About Carolyn Hazel Drake:

She is a Portland-based sculptor and third-generation Oregonian. Her work integrates textiles, ceramics, and domestic objects that are meticulously assembled and layered using traditional craft techniques and collage. Drake has taught workshops on personal iconography at Sitka each summer for the last several years and has participated in the Sitka Invitational since 2018.

Carolyn Hazel Drake shares this:

I have just moved into a new studio -- a detached single-car garage conversion. The remodel happened over the last year, coinciding with the pandemic and with my becoming engaged. I had a wonderful, if rather small, studio in SE Portland for the last few years, but it felt fitting that as part of the full commitment of marriage I needed to also bring myself as an artist fully into our home -- or at least onto the property! In our vows, my husband spoke specifically to his love for my creativity and his commitment to supporting and protecting space for that part of my identity. I am a very fortunate woman.

Moving into a new studio is a marvelous and also traumatic thing, because it means packing up the old studio! For many years while I was raising my daughter, “studio” meant “corner of the living room,” so I have lots of practice with organization. There are also constants that ground my creative practice and that have followed me from place to place: lighting incense, clocking in and out in a notebook to track my hours, making tea, putting on music, and then sitting down to start by either doing a bit of reading or working on the stitching for an in-progress piece, so I can get a rhythm going. I find that there are all kinds of mental and psychological trickery necessary to get me settled into my work.

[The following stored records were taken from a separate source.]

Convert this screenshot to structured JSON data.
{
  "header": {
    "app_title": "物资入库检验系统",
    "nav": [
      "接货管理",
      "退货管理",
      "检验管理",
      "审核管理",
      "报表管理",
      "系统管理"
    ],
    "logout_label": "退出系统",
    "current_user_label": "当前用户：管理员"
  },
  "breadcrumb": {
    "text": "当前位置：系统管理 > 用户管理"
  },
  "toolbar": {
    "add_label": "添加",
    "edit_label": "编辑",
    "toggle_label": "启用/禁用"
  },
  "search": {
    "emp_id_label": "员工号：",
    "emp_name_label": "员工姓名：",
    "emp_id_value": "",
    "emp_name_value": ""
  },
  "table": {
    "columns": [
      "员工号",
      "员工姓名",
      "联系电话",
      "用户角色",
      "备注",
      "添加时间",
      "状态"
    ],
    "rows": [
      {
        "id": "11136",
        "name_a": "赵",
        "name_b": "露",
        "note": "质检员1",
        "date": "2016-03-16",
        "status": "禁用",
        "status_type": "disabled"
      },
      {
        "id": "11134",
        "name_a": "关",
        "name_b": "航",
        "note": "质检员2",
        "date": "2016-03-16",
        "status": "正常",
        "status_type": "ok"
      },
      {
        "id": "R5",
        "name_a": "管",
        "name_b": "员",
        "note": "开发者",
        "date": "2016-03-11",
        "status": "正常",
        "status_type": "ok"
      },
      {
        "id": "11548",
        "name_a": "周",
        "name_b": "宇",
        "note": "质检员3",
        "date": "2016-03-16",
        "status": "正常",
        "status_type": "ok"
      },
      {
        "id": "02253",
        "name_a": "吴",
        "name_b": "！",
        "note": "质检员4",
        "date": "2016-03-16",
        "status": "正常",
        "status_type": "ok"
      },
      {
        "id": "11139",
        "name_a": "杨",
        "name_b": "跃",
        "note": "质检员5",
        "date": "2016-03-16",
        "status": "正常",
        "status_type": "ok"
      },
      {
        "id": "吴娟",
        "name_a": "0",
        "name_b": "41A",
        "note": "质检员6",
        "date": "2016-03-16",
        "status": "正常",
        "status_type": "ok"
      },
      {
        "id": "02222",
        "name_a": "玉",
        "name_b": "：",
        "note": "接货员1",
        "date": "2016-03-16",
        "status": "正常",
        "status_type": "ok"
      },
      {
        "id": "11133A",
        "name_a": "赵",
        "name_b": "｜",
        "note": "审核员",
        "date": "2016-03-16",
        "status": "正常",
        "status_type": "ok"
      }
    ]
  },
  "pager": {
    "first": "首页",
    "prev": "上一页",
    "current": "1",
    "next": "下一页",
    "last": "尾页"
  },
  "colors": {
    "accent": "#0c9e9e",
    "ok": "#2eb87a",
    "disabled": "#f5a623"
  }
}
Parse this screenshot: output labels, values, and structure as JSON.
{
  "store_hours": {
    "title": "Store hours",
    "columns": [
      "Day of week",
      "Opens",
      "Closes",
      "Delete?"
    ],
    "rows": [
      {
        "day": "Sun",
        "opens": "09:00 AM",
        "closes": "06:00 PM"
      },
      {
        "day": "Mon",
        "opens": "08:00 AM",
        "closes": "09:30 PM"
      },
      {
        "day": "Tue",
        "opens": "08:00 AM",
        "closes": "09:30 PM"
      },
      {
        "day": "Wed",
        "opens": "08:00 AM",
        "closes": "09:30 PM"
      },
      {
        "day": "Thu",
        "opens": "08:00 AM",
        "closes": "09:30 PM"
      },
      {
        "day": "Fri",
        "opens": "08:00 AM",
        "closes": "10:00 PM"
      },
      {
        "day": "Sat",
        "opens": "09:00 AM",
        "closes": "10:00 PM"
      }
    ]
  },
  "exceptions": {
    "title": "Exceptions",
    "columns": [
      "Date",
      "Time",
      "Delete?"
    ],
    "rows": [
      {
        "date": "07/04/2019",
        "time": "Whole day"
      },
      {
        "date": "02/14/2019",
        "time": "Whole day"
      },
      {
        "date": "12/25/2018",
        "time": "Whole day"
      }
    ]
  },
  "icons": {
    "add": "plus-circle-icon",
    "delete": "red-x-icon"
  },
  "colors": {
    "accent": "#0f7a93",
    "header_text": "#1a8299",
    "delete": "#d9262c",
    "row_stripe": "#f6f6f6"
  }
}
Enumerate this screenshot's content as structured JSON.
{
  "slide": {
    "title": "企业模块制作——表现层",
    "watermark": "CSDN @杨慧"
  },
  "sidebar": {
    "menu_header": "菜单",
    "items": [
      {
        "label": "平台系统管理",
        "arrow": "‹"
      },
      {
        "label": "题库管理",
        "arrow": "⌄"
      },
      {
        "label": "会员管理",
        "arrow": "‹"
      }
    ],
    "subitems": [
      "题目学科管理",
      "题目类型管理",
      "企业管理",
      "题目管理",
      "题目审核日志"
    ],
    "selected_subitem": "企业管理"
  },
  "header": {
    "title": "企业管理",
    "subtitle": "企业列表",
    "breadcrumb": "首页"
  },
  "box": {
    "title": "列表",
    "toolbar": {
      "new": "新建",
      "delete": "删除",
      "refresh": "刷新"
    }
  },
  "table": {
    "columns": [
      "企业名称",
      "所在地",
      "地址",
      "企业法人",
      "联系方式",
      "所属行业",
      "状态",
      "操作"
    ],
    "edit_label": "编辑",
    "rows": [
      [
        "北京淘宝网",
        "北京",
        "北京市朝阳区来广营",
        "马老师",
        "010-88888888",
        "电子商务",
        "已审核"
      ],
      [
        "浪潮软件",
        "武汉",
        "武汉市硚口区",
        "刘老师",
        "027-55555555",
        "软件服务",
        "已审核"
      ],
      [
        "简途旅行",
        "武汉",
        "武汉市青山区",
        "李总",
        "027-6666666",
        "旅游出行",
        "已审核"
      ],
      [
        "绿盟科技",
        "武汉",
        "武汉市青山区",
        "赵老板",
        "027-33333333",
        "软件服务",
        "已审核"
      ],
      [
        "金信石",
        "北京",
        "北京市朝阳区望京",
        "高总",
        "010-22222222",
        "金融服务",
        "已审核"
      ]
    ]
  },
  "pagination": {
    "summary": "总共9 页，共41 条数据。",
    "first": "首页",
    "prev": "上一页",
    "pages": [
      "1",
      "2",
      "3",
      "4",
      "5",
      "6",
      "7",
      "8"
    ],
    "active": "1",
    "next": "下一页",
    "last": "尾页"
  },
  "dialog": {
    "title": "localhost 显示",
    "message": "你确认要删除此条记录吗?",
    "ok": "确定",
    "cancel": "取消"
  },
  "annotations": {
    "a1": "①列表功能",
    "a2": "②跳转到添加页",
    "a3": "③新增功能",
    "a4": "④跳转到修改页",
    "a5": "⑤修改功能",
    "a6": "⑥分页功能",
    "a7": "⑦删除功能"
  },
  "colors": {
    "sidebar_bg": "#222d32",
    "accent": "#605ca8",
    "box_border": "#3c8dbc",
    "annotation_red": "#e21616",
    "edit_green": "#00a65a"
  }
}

Reading is central to my practice. My best ideas come at a slant -- I find through reading and writing that I’m able to creep up on them from the side and disarm them so they don’t escape. With a new body of work, at first, I often think something like “this is terrible and meaningless -- why am I cutting out these stupid shapes?” But if I just keep moving forwards, and reading and writing, and paying attention to what’s around me, whether that be the people in my life, or my environment, I start to notice connections. This is what Elizabeth Gilbert calls “big magic.” But trusting that those connections will be found is the real challenge. Actually, No -- the real challenge is to keep showing up in the studio even when doubt crowds in. The evidence of trust is to not give up. I guess you could call that faith.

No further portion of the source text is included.